В 2017 году неореакционная идеология все еще была в значительной степени подпольной, хотя и набирала популярность на 4Chan, Reddit и в небольших группах интеллектуалов, интересующихся работами Ника Лэнда, который сыграл решающую роль в обеспечении философской глубины, которую не могли дать другие. Этот дискурс был очень похож на интернет-субкультуры не только по способу его продвижения, но и потому, что он интегрировал технологию и трансгуманизм в политическое видение пост-сингулярного будущего. Согласно этому видению, мы быстро приближаемся к моменту, когда машины обретут сознание и их интеллект непременно превзойдет человеческий. Этот рубеж потребует подчинения традиционно человеческой концепции политики планированию более великим сверхразумом.

Последние выборы в США также запускают безжалостный процесс переформатирования всей эпохи постглобализма, нового мирового порядка, обращая вспять ряд тенденций, которые развивались со времен Холодной войны. Инфраструктуры, которые поддерживали неолиберальный порядок, будут перестраиваться, к лучшему или худшему. Одновременно выборы в США знаменуют подлинное освобождение политической мысли от застоя идеологических установок, как тезис Фрэнсиса Фукуямы о «конце истории» и великие дискурсы термодинамической идеологии имперской глобализации, а также их другого полюса (или близнеца) - речь об элитах, запутавшихся в политической корректности  (неореакционер Кертис Ярвин назвал эту элиту - покинувшие «собор».)

То, что я называю «термодинамической идеологией» — убеждение, что общества должны быть открыты для экономической деятельности, что экономические права определяют права политические, как свобода слова и права человека. Это также политическая эпистемология в том смысле, что была она переносится из науки в политическую сферу. «Свободный рынок» и «открытые системы» — модные слова этой идеологии, триумф которой был отмечен падением Берлинской стены и распадом Советского Союза, или словами Жана-Франсуа Лиотара:

"Марксизм, последний росток, берущий начало как от Просвещения, так и от христианства, похоже, утратил всю свою критическую силу. Когда пала Берлинская стена, он окончательно потерпел неудачу. Заполонив магазины Западного Берлина, восточногерманские толпы дали понять, что идеал свободы, по крайней мере свободного рынка, уже покорил умы Восточной Европы".

Эта идеология достигла кульминации со вступлением Китая в ВТО в начале 2000-х годов. Открытость Китая глобальному капитализму и неантагонистическая позиция Коммунистической партии Китая - неявное признание триумфа либеральной идеологии глобализации, даже повод для иллюзии, что Китай в конечном итоге пойдет по стопам Советского Союза. Хотя эта видимая унификация Востока и Запада в глобальном капитализме ознаменовала конец холодной войны, это не стало завершением антагонизма или конфликта.

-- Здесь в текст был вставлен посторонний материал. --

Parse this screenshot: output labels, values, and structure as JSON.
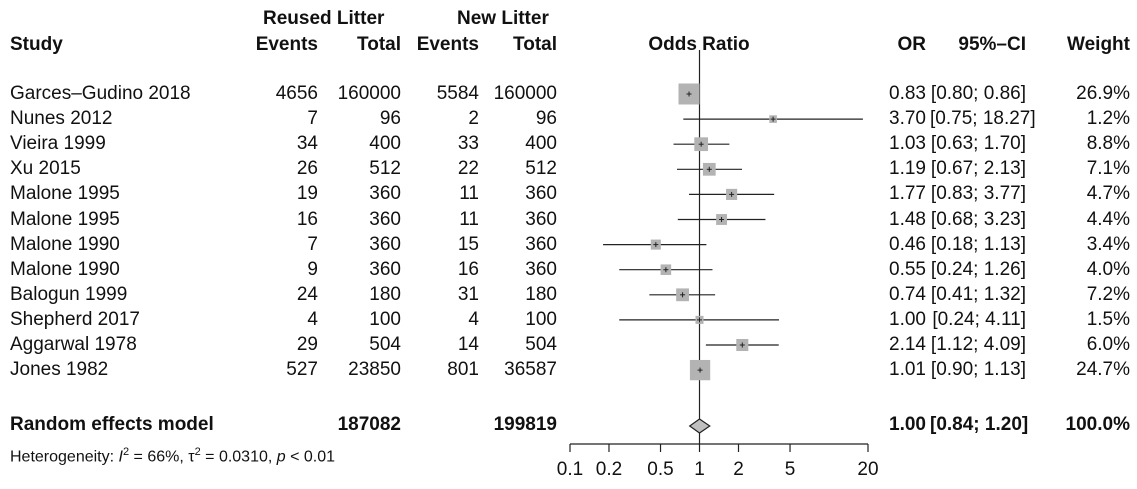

Как я предположил в статье «О несчастном сознании неореакционеров», оптимизм глобализации исчерпан. Термодинамическая идеология, лежащая в основе неолиберализма, просто перестаёт работать, когда процесс глобализации доходит до черты, где американская имперская власть перестает быть единственной монопольной властью. Стремление Китая и России к многополярному миру ясно указывает на слом парадигмы.

Дональд Трамп, или, скорее, его команда, чувствовали это. Необычное и часто гротескное поведение Трампа во время его первого срока шокировало и американских избирателей и мировую общественность. Его попытки обратить вспять иммиграцию — краеугольный камень глобализации, а также отменить свободный рынок — возмутили либералов, но также потрясли тех, кто вырос на термодинамической идеологии. Джо Байден, не отказываясь от внешней политики Трампа, изо всех сил пытался продлить идеологию "после-Холодной войны", даже когда начало войны между Россией и Украиной казалось буквальным возвращением к самой Холодной войне.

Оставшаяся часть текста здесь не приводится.